Friday, January 02, 2009

Public Authorities Need a Map To Arrive at Full Equalities Compliance

2009 will see the debate and passage of a new Equality Bill, intended to replace over 100 separate pieces of legislation that have accumulated over the last 40 years.

Listen here for my in-depth review of the 40 year background:

Major features of the new law will be to create a new all-embracing public sector equality duty, replacing separate existing duties for Gender, Race and Disability. With each of these duties there is a requirement for public authorities to produce an appropriate "Equality Scheme", setting out the nature of what they do, and how they plan to ensure that differences in outcomes related to gender, race or disability are tackled.

The new "Single Equality Duty" will also embrace other diversities - lesbian, gay and bisexual people - religion or belief - and age. The aim is to simplify the law and eliminate historical disparities. New protections will also be introduced to embrace, for instance, discrimination by association or on the basis of perception.

Some public bodies have tried to be ahead of the game by publishing what they call a Single Equality Scheme. However, in their enthusiasm to do this, they may have made themselves non-compliant with the law's existing requirements.
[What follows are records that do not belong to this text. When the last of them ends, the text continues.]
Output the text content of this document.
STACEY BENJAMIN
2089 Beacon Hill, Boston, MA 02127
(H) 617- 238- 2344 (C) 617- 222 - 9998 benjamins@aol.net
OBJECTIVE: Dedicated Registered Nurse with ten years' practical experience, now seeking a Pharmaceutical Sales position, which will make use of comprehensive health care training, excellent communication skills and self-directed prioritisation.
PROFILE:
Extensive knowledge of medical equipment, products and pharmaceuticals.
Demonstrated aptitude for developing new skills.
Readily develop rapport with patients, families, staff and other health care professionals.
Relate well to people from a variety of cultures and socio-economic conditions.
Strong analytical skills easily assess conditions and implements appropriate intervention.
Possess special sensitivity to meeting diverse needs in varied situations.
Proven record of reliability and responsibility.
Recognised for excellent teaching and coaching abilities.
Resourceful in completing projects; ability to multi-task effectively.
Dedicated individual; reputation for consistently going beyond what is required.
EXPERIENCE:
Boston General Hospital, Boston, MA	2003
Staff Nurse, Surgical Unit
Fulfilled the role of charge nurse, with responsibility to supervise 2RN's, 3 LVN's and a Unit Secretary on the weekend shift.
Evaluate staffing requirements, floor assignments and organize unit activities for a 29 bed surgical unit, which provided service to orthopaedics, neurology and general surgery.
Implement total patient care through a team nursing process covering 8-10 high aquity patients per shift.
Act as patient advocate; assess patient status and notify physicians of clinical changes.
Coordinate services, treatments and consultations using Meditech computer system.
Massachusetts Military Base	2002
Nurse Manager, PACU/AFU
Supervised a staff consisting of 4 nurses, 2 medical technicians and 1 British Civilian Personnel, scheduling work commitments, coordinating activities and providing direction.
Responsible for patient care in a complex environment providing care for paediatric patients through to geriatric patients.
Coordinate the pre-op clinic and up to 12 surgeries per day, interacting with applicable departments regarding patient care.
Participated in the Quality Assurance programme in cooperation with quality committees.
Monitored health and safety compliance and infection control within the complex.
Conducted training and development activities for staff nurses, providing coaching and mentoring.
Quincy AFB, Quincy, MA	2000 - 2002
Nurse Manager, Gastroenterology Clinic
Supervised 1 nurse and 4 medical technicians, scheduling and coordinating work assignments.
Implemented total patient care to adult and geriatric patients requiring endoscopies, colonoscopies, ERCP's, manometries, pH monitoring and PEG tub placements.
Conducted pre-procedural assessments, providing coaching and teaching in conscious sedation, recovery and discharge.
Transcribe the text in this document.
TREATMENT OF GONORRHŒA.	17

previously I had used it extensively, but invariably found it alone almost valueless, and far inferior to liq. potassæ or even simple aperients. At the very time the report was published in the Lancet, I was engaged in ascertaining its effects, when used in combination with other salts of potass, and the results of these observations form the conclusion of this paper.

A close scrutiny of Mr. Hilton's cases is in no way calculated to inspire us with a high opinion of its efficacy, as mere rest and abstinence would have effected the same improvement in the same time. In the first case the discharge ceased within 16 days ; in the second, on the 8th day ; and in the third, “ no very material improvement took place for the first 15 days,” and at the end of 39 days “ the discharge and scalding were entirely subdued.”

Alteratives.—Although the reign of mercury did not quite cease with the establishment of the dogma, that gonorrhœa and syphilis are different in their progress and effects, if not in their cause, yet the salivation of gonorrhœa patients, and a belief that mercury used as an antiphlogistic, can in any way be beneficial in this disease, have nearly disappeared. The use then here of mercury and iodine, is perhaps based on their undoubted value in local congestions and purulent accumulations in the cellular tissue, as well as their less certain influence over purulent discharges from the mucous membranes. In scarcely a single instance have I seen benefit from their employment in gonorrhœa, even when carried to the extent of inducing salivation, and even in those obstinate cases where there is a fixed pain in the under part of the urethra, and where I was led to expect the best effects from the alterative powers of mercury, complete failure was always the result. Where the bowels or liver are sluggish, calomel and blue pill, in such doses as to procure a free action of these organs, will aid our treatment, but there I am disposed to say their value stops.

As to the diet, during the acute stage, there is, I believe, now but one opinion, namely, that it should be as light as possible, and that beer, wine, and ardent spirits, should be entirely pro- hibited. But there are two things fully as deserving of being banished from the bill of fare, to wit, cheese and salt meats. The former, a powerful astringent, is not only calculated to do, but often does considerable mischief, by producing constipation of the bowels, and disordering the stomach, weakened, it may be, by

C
Although we expect the new Equality Act to be passed in 2009, the reality is that the new Single Equality Duty won't come into effect until 2010 or 2011. The reason for this is because of the updating cycles for the race, disability and gender schemes which such bodies are required to produce and update every three years.

I've already come across organisations who've fallen into the trap of believing they could defer updating their race equality schemes (due for review in April/May 2008) because a new duty was just around the corner. Delaying like that is unlawful though. A similar requirement will arise for organisations to update their disability equality schemes in December 2009.

There is nothing "wrong" in consolidating equality schemes together in the interim; however the individual duties still need to be complied with -- and to call the result a "Single Equality Scheme" when it doesn't cover everyone to the same degree is liable to set false expectations in people reading it. (Better to call it a "Consolidated Scheme" until you're really in a position to gaurantee that the contents address all the requirements of legislation that is yet to be seen).

Public bodies therefore need a road map to get from where they are today to a position where they can effortlessly achieve compliance with the new extended duty in 2011.